Digital Day, MediaCat ve Digital Age dergilerinin Genel Yayın Yönetmeni Pelin Özkan’ın açılış konuşmasını gerçekleştirdi.
Programı kısaca özetleyen Pelin Özkan, markalı içerik ve digital engagement konularında önemli case’lere yer verileceği bilgisini verdi.
Sonrasında sahneyi İstanbul Bilgi Üniversitesi İletişim Fakültesi Dekanı Prof Dr Halil Nalçaoğlu aldı.
Her şeyin kayıt altına alındığı bir çağda yaşadığımızı belirten Nalçaoğlu, bir bakıma endüstriyel devrim gibi bir devrimin gerçekleştiğini söyledi. Online – offline hayat arasındaki denge, online tarafın daha ağır bastığına değinerek; online denilince yalnızca sosyal medyadan bahsedilmediğini vurguladı.
Günün ilk sunumunu SapientNitro İnovasyon Direktörü Howard Goldkrand ve MIT Writing and New Media Kurul Üyesi Prof. Beth Coleman gerçekleştirdi.
Ağlar üzerinden bağlantı kurulduğunu belirten Goldkrand, cihazlarla katılım göstereceğimize değindi. Böylelikle cihazlarla arkadaş olunacağını belirtti. Sonuç olarak insanların hayatının geleceğe taşınmasında yardımcı olduğunu anlattı.
Beth Coleman, açık verilerin kullanılabilmesi ve bunu nasıl tasarlanacağı büyük değişim kaydettiğini anlattı.
Howard Goldkrand, markaların ilginç bulduğu dijital kampanyalarına sunumda geniş yer verdi.
Kickstarter gibi crowdsourcing platformlarda yerini alan ilginç projelerden bahseden Coleman, yaratıcı uygulamaları anlatırken “bilgi sıcaklığını paylaşarak; daha çok şey yapabiliyor, daha çok programlayabiliyoruz.” ifadesini kullandı.

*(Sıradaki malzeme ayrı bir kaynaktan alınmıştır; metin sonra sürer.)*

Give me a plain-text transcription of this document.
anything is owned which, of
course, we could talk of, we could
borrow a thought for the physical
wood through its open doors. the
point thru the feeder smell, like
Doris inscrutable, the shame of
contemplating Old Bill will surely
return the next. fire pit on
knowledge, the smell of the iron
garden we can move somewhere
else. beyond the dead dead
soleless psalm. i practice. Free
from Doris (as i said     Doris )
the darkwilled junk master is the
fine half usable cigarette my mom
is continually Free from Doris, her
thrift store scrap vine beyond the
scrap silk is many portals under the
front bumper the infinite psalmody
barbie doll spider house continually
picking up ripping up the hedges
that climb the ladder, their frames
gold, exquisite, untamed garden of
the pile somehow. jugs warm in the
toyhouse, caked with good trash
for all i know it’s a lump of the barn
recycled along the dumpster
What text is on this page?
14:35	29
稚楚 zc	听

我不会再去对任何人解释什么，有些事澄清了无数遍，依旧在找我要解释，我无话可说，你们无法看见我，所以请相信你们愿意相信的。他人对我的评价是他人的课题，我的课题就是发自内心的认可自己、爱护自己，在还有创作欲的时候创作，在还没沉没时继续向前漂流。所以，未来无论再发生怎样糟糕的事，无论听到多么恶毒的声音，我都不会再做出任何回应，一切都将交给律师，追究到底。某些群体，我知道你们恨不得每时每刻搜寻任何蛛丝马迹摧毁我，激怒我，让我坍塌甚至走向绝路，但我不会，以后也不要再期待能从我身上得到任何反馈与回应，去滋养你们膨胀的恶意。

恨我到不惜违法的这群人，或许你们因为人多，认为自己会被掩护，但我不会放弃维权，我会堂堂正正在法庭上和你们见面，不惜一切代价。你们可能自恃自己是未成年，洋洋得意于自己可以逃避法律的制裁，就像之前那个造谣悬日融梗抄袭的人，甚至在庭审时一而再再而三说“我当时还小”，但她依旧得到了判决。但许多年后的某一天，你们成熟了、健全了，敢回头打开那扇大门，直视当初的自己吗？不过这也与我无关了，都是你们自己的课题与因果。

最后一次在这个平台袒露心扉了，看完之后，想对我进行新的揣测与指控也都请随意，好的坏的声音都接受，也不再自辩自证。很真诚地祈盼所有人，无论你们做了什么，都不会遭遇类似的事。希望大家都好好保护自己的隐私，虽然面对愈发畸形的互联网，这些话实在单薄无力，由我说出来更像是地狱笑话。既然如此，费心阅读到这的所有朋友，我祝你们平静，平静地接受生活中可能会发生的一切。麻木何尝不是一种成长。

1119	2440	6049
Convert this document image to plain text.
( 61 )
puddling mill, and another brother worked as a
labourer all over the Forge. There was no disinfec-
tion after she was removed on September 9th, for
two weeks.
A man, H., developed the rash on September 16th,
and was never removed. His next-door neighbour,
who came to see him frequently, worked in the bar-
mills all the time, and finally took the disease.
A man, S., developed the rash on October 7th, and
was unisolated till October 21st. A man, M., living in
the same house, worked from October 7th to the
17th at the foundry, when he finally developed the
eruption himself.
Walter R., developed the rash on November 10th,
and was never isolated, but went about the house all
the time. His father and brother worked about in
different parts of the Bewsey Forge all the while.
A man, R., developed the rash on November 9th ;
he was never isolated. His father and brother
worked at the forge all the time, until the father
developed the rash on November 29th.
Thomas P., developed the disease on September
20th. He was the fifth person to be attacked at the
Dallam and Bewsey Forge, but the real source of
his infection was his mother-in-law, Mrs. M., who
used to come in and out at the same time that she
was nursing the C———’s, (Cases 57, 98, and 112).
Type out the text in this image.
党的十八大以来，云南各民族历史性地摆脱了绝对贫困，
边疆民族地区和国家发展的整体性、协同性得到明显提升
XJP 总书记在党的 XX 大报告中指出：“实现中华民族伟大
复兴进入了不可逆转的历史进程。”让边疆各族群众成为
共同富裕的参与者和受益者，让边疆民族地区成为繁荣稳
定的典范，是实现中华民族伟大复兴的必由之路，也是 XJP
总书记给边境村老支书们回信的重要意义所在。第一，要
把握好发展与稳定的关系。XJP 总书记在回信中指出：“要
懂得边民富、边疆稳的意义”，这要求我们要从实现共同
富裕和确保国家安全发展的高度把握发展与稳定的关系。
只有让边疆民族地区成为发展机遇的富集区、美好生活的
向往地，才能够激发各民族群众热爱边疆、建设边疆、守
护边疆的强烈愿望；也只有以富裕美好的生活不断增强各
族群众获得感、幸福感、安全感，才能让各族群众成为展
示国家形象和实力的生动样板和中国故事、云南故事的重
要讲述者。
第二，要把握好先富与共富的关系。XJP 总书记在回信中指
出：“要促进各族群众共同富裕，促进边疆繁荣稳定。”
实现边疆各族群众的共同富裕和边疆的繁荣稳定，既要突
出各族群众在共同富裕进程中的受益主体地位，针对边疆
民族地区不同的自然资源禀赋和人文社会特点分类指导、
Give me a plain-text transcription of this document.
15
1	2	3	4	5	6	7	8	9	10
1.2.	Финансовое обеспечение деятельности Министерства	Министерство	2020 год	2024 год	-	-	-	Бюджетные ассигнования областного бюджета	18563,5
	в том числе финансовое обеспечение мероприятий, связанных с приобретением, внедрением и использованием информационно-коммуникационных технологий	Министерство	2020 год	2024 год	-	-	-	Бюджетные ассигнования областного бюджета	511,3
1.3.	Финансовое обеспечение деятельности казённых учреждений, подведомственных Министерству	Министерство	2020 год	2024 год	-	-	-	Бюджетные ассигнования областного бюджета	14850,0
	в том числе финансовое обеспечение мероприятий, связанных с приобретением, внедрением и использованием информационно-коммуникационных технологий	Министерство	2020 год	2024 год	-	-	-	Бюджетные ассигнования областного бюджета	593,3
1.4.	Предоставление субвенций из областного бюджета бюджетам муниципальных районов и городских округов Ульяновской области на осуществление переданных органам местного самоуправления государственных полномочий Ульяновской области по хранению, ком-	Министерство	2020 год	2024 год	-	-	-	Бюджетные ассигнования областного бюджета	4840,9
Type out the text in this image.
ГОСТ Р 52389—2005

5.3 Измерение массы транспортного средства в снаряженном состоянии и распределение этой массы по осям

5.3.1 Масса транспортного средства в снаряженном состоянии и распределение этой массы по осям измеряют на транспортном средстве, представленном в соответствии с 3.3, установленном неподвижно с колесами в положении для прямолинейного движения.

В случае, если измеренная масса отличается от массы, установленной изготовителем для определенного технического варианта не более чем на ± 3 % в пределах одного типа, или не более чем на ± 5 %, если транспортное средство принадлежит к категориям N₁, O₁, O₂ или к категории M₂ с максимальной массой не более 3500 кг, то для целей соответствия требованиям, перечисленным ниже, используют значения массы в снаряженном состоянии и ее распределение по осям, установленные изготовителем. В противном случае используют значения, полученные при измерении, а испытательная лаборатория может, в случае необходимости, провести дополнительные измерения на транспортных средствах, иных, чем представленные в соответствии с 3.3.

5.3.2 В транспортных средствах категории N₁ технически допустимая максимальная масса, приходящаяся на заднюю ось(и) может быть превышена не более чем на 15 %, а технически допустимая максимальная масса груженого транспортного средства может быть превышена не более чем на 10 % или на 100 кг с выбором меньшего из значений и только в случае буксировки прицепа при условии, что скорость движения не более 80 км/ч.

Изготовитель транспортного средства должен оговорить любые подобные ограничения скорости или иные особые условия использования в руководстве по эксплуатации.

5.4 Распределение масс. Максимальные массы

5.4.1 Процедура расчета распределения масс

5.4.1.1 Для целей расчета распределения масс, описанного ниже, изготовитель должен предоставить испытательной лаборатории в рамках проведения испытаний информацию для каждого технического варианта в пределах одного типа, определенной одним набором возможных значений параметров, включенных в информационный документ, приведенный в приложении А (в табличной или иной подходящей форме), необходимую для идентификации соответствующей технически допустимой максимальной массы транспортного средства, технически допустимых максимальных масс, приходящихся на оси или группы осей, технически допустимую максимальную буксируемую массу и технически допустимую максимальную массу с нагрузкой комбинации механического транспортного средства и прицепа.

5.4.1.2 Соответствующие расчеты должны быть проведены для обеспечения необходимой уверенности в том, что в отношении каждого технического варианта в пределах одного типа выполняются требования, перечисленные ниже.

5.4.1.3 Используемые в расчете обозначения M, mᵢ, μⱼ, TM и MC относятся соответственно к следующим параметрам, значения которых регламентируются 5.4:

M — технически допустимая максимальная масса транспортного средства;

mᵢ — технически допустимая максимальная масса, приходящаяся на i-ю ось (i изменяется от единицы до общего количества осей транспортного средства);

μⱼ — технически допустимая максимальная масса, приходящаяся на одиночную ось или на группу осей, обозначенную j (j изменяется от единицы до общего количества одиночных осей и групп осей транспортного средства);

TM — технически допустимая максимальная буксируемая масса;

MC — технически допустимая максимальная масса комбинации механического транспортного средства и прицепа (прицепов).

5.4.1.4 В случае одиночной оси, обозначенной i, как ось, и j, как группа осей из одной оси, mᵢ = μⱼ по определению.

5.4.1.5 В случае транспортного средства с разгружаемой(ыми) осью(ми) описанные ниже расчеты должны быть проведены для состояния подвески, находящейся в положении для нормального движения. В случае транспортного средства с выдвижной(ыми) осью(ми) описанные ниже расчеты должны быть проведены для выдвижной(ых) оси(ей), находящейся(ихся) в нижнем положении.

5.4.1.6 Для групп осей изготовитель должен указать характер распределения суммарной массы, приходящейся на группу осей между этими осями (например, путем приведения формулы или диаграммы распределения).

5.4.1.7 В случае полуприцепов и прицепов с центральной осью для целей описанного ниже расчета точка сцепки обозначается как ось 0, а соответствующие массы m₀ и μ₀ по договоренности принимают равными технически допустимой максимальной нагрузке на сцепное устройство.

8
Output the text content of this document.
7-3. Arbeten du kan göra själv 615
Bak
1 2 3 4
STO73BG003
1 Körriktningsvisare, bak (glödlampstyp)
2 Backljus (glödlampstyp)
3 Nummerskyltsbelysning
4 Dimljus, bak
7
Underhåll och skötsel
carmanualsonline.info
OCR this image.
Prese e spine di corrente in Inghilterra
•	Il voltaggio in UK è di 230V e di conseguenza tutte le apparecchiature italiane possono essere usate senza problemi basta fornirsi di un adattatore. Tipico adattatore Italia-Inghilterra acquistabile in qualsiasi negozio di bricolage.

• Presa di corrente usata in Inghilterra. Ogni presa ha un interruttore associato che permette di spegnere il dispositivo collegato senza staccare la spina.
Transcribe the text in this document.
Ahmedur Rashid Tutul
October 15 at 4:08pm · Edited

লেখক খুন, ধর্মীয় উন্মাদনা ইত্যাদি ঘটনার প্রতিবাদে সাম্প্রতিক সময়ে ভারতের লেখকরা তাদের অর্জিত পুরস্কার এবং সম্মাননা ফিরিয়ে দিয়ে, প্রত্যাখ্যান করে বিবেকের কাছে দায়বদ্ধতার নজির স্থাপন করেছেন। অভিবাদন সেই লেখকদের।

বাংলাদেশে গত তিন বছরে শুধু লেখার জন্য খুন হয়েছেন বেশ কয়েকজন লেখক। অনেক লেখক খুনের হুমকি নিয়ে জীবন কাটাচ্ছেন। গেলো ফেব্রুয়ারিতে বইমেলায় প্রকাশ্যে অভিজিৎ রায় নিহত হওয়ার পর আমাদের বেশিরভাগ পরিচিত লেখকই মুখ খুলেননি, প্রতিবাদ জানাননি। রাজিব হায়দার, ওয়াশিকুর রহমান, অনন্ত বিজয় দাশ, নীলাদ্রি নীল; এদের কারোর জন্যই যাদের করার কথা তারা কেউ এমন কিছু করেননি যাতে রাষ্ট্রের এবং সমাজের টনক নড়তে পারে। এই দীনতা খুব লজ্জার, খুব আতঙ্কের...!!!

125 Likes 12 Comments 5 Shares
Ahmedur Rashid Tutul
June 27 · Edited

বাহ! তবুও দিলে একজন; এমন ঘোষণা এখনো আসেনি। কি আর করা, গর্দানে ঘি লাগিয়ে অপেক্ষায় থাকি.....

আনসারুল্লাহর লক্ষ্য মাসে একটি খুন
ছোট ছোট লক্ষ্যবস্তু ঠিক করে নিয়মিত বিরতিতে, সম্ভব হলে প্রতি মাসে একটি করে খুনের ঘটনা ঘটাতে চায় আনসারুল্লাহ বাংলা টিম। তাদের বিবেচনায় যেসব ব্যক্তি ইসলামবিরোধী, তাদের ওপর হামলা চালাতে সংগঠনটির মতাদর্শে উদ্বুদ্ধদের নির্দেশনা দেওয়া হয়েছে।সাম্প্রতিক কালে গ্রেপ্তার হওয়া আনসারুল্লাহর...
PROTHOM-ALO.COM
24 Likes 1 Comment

Sunumun sonunda sanat ve teknolojinin ayrı olmadığını gösteren çalışmalara yer verildi.
Pera Bulvarı Ortağı ve Tasarımcı Jason Graham, ‘Mad Men Lessons from American Retail’ sunumunu gerçekleştirdi. Sunumunda beş önemli noktaya değinen Graham, çıkarılması gereken dersleri şu şekilde sıraladı:
Paylaştığı dersleri verdiği örneklerle zenginleştiren Graham, doğru ürün, doğru zamanın oldukça gerekli olduğunu verdiği örneklerle vurguladı. Üçüncü ders olarak da iyi bir anlatıcı olunması gerektiğine dikkat çekti. Her ürünün hikâyesi olduğunu söyleyerek; yapılması gerekenin hikâyeyi ürünlere bağlamak olduğunu söyledi. Dördüncü derste görselliğin önemine değinerek; bir resmin bin söze bedel olduğunu ifade etti.
Beşinci dersini ise inovasyonun bir süreç olduğunu, ürün olmadığını belirterek; çıkarılması gereken dersleri anlattı. Son ders notunda ise “sorun çözmeyi bilmelisiniz” ifadesine yer verdi.
Beth Coleman ve Howard Goldkrand, öğleden sonra sunumlarının ikinci oturumunu gerçekleştirdi. Sunumlarında katılımcı dizayn modeline değinerek; projelerinde uygulama programı arayüzü geliştirme planlarından bahsetti.
İstanbul’un gerçekten çok hızlı değişen şehir olduğuna dikkat çekerek; kültürü kendimiz yaratabileceğimize değindi.
Sunumlarında ilginç uygulama örneklerine yer veren ikili, telefonda yol bulmak için uygulamaların yerine kaybolmak için uygulamaların son trend olduğunu söyledi.
Sunumun sonuna doğru Coleman, ‘Avatar’ kitabında insanların olayları yönetme kabiliyetleri ile ilgili inançları etkilediğinden bahsederek; ödüllerin amacının insanların kendi kabiliyetlerini keşfedebilmek olduğuna dikkat çekti.
Coleman’dan sonra söz alan Goldkrand, ayrıca şirkette yeni kişileri işe alırken, oyun kabiliyeti olan insanları başarılı olmanın önemini bildiklerinden onları işe almanın önemli olduğuna değindi.